Evaluation¶

Evaluation metrics and evaluators¶

In model validation and model testing, it is often necessary to quantitatively evaluate the model’s performance. In MMEngine, Metric and Evaluator are implemented to achieve this function.

Metric calculates specific model metrics based on test data and model prediction results. Common metrics for corresponding tasks are provided in each OpenMMLab algorithm library, e.g. Accuracy is provided in MMPreTrain for calculating the Top-k classification accuracy of classification models; COCOMetric is provided in MMDetection to calculate AP, AR, and other metrics for object detection models. The evaluation metrics are decoupled from the dataset, such as COCOMetric can also be used on non-COCO object detection datasets.
Evaluator is an upper-level module for Metric, usually containing one or more metrics. The role of the evaluator is to perform necessary data format conversions during model evaluation and call evaluation metrics to calculate model accuracy. Evaluator is usually built from Runner or test scripts for online and offline evaluations, respectively.

BaseMetric¶

BaseMetric is an abstract class with the following initialization parameters:

collect_device: device name used for synchronizing results in distributed evaluation, such as 'cpu' or 'gpu'.
prefix: the prefix of the metric name which is used to distinguish multiple metrics with the same name. If this parameter is not given, then an attempt is made to use the class attribute default_prefix as the prefix.

class BaseMetric(metaclass=ABCMeta):

    default_prefix: Optional[str] = None

    def __init__(self,
                 collect_device: str = 'cpu',
                 prefix: Optional[str] = None) -> None:
        ...

BaseMetric has the following two important methods that need to be overridden in subclasses:

process() is used to process the test data and model prediction results for each batch. The processing results should be stored in the self.results list, which will be used to calculate the metrics after processing all test data. This method has the following two parameters:

data_batch: A sample of test data from a batch, usually directly from the dataloader
data_samples: Corresponding model prediction results. This method has no return value. The function interface is defined as follows:

@abstractmethod
def process(self, data_batch: Any, data_samples: Sequence[dict]) -> None:
    """Process one batch of data samples and predictions. The processed
    results should be stored in ``self.results``, which will be used to
    compute the metrics when all batches have been processed.
    Args:
        data_batch (Any): A batch of data from the dataloader.
        data_samples (Sequence[dict]): A batch of outputs from the model.
    """

compute_metrics() is used to calculate the metrics and return the metrics in a dictionary. This method has one parameter:

results: list type, which holds the results of all batches of test data processed by the process() method.

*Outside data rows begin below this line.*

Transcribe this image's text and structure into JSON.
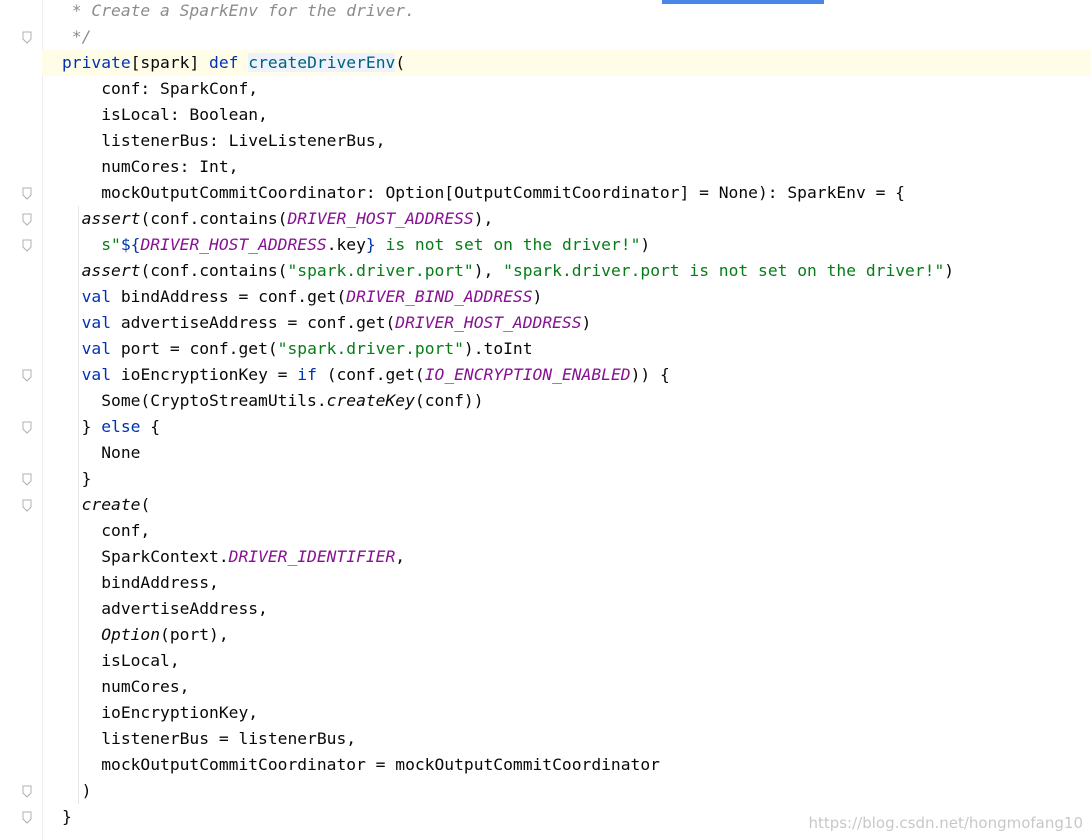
{
  "editor": {
    "language": "scala",
    "lines": [
      [
        {
          "t": " * Create a SparkEnv for the driver.",
          "c": "comment"
        }
      ],
      [
        {
          "t": " */",
          "c": "comment"
        }
      ],
      [
        {
          "t": "private",
          "c": "kw"
        },
        {
          "t": "[spark] ",
          "c": ""
        },
        {
          "t": "def",
          "c": "kw"
        },
        {
          "t": " ",
          "c": ""
        },
        {
          "t": "createDriverEnv",
          "c": "fn sel"
        },
        {
          "t": "(",
          "c": ""
        }
      ],
      [
        {
          "t": "    conf: SparkConf,",
          "c": ""
        }
      ],
      [
        {
          "t": "    isLocal: Boolean,",
          "c": ""
        }
      ],
      [
        {
          "t": "    listenerBus: LiveListenerBus,",
          "c": ""
        }
      ],
      [
        {
          "t": "    numCores: Int,",
          "c": ""
        }
      ],
      [
        {
          "t": "    mockOutputCommitCoordinator: Option[OutputCommitCoordinator] = None): SparkEnv = {",
          "c": ""
        }
      ],
      [
        {
          "t": "  ",
          "c": ""
        },
        {
          "t": "assert",
          "c": "it"
        },
        {
          "t": "(conf.contains(",
          "c": ""
        },
        {
          "t": "DRIVER_HOST_ADDRESS",
          "c": "const"
        },
        {
          "t": "),",
          "c": ""
        }
      ],
      [
        {
          "t": "    s\"",
          "c": "str"
        },
        {
          "t": "${",
          "c": "interp"
        },
        {
          "t": "DRIVER_HOST_ADDRESS",
          "c": "const"
        },
        {
          "t": ".key",
          "c": ""
        },
        {
          "t": "}",
          "c": "interp"
        },
        {
          "t": " is not set on the driver!\"",
          "c": "str"
        },
        {
          "t": ")",
          "c": ""
        }
      ],
      [
        {
          "t": "  ",
          "c": ""
        },
        {
          "t": "assert",
          "c": "it"
        },
        {
          "t": "(conf.contains(",
          "c": ""
        },
        {
          "t": "\"spark.driver.port\"",
          "c": "str"
        },
        {
          "t": "), ",
          "c": ""
        },
        {
          "t": "\"spark.driver.port is not set on the driver!\"",
          "c": "str"
        },
        {
          "t": ")",
          "c": ""
        }
      ],
      [
        {
          "t": "  ",
          "c": ""
        },
        {
          "t": "val",
          "c": "kw"
        },
        {
          "t": " bindAddress = conf.get(",
          "c": ""
        },
        {
          "t": "DRIVER_BIND_ADDRESS",
          "c": "const"
        },
        {
          "t": ")",
          "c": ""
        }
      ],
      [
        {
          "t": "  ",
          "c": ""
        },
        {
          "t": "val",
          "c": "kw"
        },
        {
          "t": " advertiseAddress = conf.get(",
          "c": ""
        },
        {
          "t": "DRIVER_HOST_ADDRESS",
          "c": "const"
        },
        {
          "t": ")",
          "c": ""
        }
      ],
      [
        {
          "t": "  ",
          "c": ""
        },
        {
          "t": "val",
          "c": "kw"
        },
        {
          "t": " port = conf.get(",
          "c": ""
        },
        {
          "t": "\"spark.driver.port\"",
          "c": "str"
        },
        {
          "t": ").toInt",
          "c": ""
        }
      ],
      [
        {
          "t": "  ",
          "c": ""
        },
        {
          "t": "val",
          "c": "kw"
        },
        {
          "t": " ioEncryptionKey = ",
          "c": ""
        },
        {
          "t": "if",
          "c": "kw"
        },
        {
          "t": " (conf.get(",
          "c": ""
        },
        {
          "t": "IO_ENCRYPTION_ENABLED",
          "c": "const"
        },
        {
          "t": ")) {",
          "c": ""
        }
      ],
      [
        {
          "t": "    Some(CryptoStreamUtils.",
          "c": ""
        },
        {
          "t": "createKey",
          "c": "it"
        },
        {
          "t": "(conf))",
          "c": ""
        }
      ],
      [
        {
          "t": "  } ",
          "c": ""
        },
        {
          "t": "else",
          "c": "kw"
        },
        {
          "t": " {",
          "c": ""
        }
      ],
      [
        {
          "t": "    None",
          "c": ""
        }
      ],
      [
        {
          "t": "  }",
          "c": ""
        }
      ],
      [
        {
          "t": "  ",
          "c": ""
        },
        {
          "t": "create",
          "c": "it"
        },
        {
          "t": "(",
          "c": ""
        }
      ],
      [
        {
          "t": "    conf,",
          "c": ""
        }
      ],
      [
        {
          "t": "    SparkContext.",
          "c": ""
        },
        {
          "t": "DRIVER_IDENTIFIER",
          "c": "const"
        },
        {
          "t": ",",
          "c": ""
        }
      ],
      [
        {
          "t": "    bindAddress,",
          "c": ""
        }
      ],
      [
        {
          "t": "    advertiseAddress,",
          "c": ""
        }
      ],
      [
        {
          "t": "    ",
          "c": ""
        },
        {
          "t": "Option",
          "c": "it"
        },
        {
          "t": "(port),",
          "c": ""
        }
      ],
      [
        {
          "t": "    isLocal,",
          "c": ""
        }
      ],
      [
        {
          "t": "    numCores,",
          "c": ""
        }
      ],
      [
        {
          "t": "    ioEncryptionKey,",
          "c": ""
        }
      ],
      [
        {
          "t": "    listenerBus = listenerBus,",
          "c": ""
        }
      ],
      [
        {
          "t": "    mockOutputCommitCoordinator = mockOutputCommitCoordinator",
          "c": ""
        }
      ],
      [
        {
          "t": "  )",
          "c": ""
        }
      ],
      [
        {
          "t": "}",
          "c": ""
        }
      ]
    ]
  },
  "watermark": "https://blog.csdn.net/hongmofang10"
}
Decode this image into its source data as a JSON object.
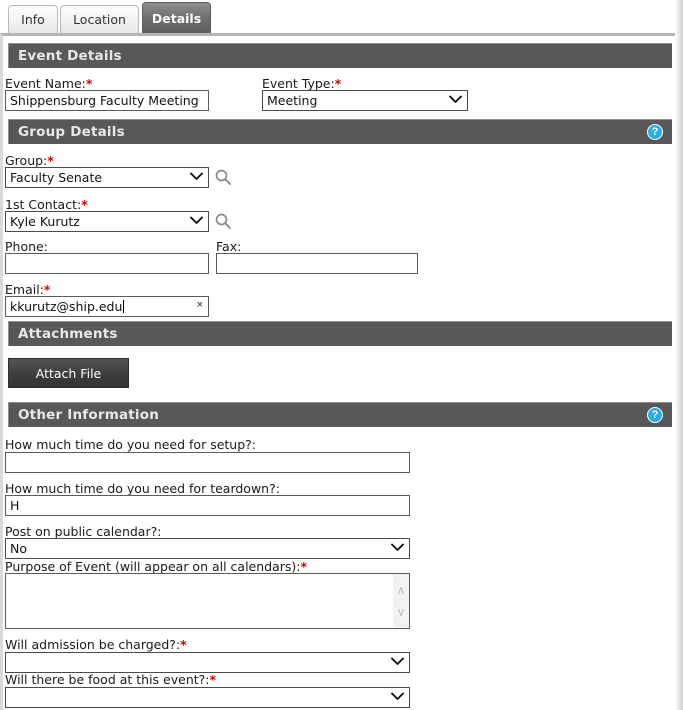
{
  "tabs": [
    {
      "id": "info",
      "label": "Info",
      "active": false
    },
    {
      "id": "location",
      "label": "Location",
      "active": false
    },
    {
      "id": "details",
      "label": "Details",
      "active": true
    }
  ],
  "sections": {
    "event_details": {
      "title": "Event Details",
      "help": false,
      "help_icon": "question-mark-icon"
    },
    "group_details": {
      "title": "Group Details",
      "help": true,
      "help_icon": "question-mark-icon",
      "help_glyph": "?"
    },
    "attachments": {
      "title": "Attachments",
      "help": false
    },
    "other_info": {
      "title": "Other Information",
      "help": true,
      "help_glyph": "?"
    }
  },
  "fields": {
    "event_name": {
      "label": "Event Name:",
      "required": "*",
      "value": "Shippensburg Faculty Meeting",
      "placeholder": ""
    },
    "event_type": {
      "label": "Event Type:",
      "required": "*",
      "value": "Meeting",
      "chevron": "⌄"
    },
    "group": {
      "label": "Group:",
      "required": "*",
      "value": "Faculty Senate",
      "chevron": "⌄",
      "search_icon": "magnifier-icon"
    },
    "contact1": {
      "label": "1st Contact:",
      "required": "*",
      "value": "Kyle Kurutz",
      "chevron": "⌄",
      "search_icon": "magnifier-icon"
    },
    "phone": {
      "label": "Phone:",
      "required": "",
      "value": "",
      "placeholder": ""
    },
    "fax": {
      "label": "Fax:",
      "required": "",
      "value": "",
      "placeholder": ""
    },
    "email": {
      "label": "Email:",
      "required": "*",
      "value": "kkurutz@ship.edu",
      "clear_glyph": "×",
      "focused": true
    },
    "setup_time": {
      "label": "How much time do you need for setup?:",
      "required": "",
      "value": "",
      "placeholder": ""
    },
    "teardown_time": {
      "label": "How much time do you need for teardown?:",
      "required": "",
      "value": "H",
      "placeholder": ""
    },
    "public_calendar": {
      "label": "Post on public calendar?:",
      "required": "",
      "value": "No",
      "chevron": "⌄"
    },
    "purpose": {
      "label": "Purpose of Event (will appear on all calendars):",
      "required": "*",
      "value": "",
      "placeholder": ""
    },
    "admission_charged": {
      "label": "Will admission be charged?:",
      "required": "*",
      "value": "",
      "chevron": "⌄"
    },
    "food_at_event": {
      "label": "Will there be food at this event?:",
      "required": "*",
      "value": "",
      "chevron": "⌄"
    }
  },
  "buttons": {
    "attach_file": "Attach File"
  },
  "scroll": {
    "up_glyph": "∧",
    "down_glyph": "∨"
  },
  "colors": {
    "section_bar": "#585858",
    "active_tab": "#6f6f6f",
    "required_asterisk": "#d00000",
    "help_blue": "#29ade4",
    "button_dark": "#3d3d3d"
  }
}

This method returns a dictionary that holds the names of the metrics and the corresponding values of the metrics. The function interface is defined as follows:

@abstractmethod
def compute_metrics(self, results: list) -> dict:
    """Compute the metrics from processed results.

    Args:
        results (list): The processed results of each batch.

    Returns:
        dict: The computed metrics. The keys are the names of the metrics,
        and the values are corresponding results.
    """

In this case, compute_metrics() is called in the evaluate() method; the latter collects and aggregates intermediate processing results of different ranks during the distributed testing before calculating the metrics.

Note that the content of self.results depends on the implementation of the subclasses. For example, when the amount of test samples or model output data is large (such as semantic segmentation, image generation, and other tasks) and it is not appropriate to store them all in memory, you can store the metrics computed by each batch in self.results and collect them in compute_metrics(); or store the intermediate results of each batch in a temporary file, and store the temporary file path in self .results, and then collect them in compute_metrics() by reading the data from the file and calculates the metrics.

Model evaluation process¶

Usually, the process of model accuracy evaluation is shown in the figure below.

Online evaluation: The test data is usually divided into batches. Through a loop, each batch is fed into the model in turn, yielding corresponding predictions, and the test data and model predictions are passed to the evaluator. The evaluator calls the process() method of the Metric to process the data and prediction results. When the loop ends, the evaluator calls the evaluate() method of the metrics to calculate the model accuracy of the corresponding metrics.

Offline evaluation: Similar to the online evaluation process, the difference is that the pre-saved model predictions are read directly to perform the evaluation. The evaluator provides the offline_evaluate interface for calling the Metrics to calculate the model accuracy in an offline way. In order to avoid memory overflow caused by processing a large amount of data at the same time, the offline evaluation divides the test data and prediction results into chunks for processing, similar to the batches in online evaluation.

Customize evaluation metrics¶

In each algorithm library of OpenMMLab, common evaluation metrics have been implemented in the corresponding tasks. For example, COCO metrics is provided in MMDetection and Accuracy, F1Score, etc. are provided in MMPreTrain.

Users can also add custom metrics. For details, please refer to the examples given in the tutorial documentation.